「ラマン」
    2004年 08月 27日
※湯布院映画祭、特別試写作品

「ラマン」_b0004063_21203957.jpg去年「ヴァイブレータ」で好評を博した廣木隆一監督の新作。

17歳の誕生日を迎えた女子高生(安藤希)が、18歳になるまでの1年間、3人の男たち(田口トモロヲ、村上淳、大杉漣)の愛人となる契約を交わす..というのが物語の発端。
人生に絶望した少女が男たちとの交流を通していつしか生きていく希望を見出していく、というのが大まかな筋書きらしい?が、残念ながら作品を観た後でこの話に説得力を感じることはできなかった。
ヒロインは徹底的にクールな性格で、感情の起伏を露にすることがほとんどないのだが、これは映画の終盤まで一貫して変わらない。
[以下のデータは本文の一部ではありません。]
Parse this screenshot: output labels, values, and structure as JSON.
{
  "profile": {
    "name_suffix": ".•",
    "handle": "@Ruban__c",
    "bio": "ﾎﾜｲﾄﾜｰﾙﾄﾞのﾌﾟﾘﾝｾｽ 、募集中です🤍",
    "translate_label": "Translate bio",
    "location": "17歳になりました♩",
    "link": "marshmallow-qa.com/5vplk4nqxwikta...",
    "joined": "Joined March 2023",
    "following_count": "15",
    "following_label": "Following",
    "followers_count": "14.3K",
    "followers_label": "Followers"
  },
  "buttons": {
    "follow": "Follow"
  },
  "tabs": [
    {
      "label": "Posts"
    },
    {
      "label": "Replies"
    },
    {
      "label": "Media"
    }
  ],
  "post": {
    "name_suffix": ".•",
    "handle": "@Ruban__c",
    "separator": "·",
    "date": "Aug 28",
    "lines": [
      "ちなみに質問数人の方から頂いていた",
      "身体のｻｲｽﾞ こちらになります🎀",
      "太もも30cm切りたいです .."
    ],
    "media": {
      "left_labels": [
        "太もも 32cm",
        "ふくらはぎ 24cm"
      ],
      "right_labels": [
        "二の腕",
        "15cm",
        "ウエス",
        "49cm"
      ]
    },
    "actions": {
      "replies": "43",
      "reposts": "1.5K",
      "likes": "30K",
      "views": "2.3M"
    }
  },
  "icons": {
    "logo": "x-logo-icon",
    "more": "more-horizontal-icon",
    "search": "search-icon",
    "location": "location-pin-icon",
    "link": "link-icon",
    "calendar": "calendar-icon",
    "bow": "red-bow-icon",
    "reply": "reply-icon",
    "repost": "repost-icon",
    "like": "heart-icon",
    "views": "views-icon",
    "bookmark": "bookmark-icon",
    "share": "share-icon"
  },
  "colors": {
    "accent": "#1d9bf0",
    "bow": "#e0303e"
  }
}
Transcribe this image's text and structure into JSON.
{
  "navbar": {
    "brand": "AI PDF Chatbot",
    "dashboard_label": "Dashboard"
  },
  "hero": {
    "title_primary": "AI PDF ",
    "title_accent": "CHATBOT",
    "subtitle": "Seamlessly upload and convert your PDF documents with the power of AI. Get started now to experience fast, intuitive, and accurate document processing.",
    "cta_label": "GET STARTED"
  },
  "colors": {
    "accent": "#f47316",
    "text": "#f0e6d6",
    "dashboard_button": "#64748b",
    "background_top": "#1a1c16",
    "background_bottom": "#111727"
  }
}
だから最後に生きる目的を掴むまでの、彼女の内面の変化がなかなか伝わってこないのだ。
またそうした主人公の変化がわかりにくいために、描かれた1年間という時間の長さも映画ではあまり実感することができない。

この映画は登場人物の過去や背景を明確に描いていない。「なぜ少女は人生に絶望していたのか」、「3人の男たちはどのような繋がりがあるのか」、「どのようないきさつで契約は交わされたのか」 すべて明らかにされないが、これらの謎を解く手がかりとなる描写はあちこちに挿入されている。この辺りをどう解釈するかで、この映画の見方はずいぶん変わってくるだろう。

なお上映後に廣木隆一監督、主演の安藤希を交えてティーチインが行われた。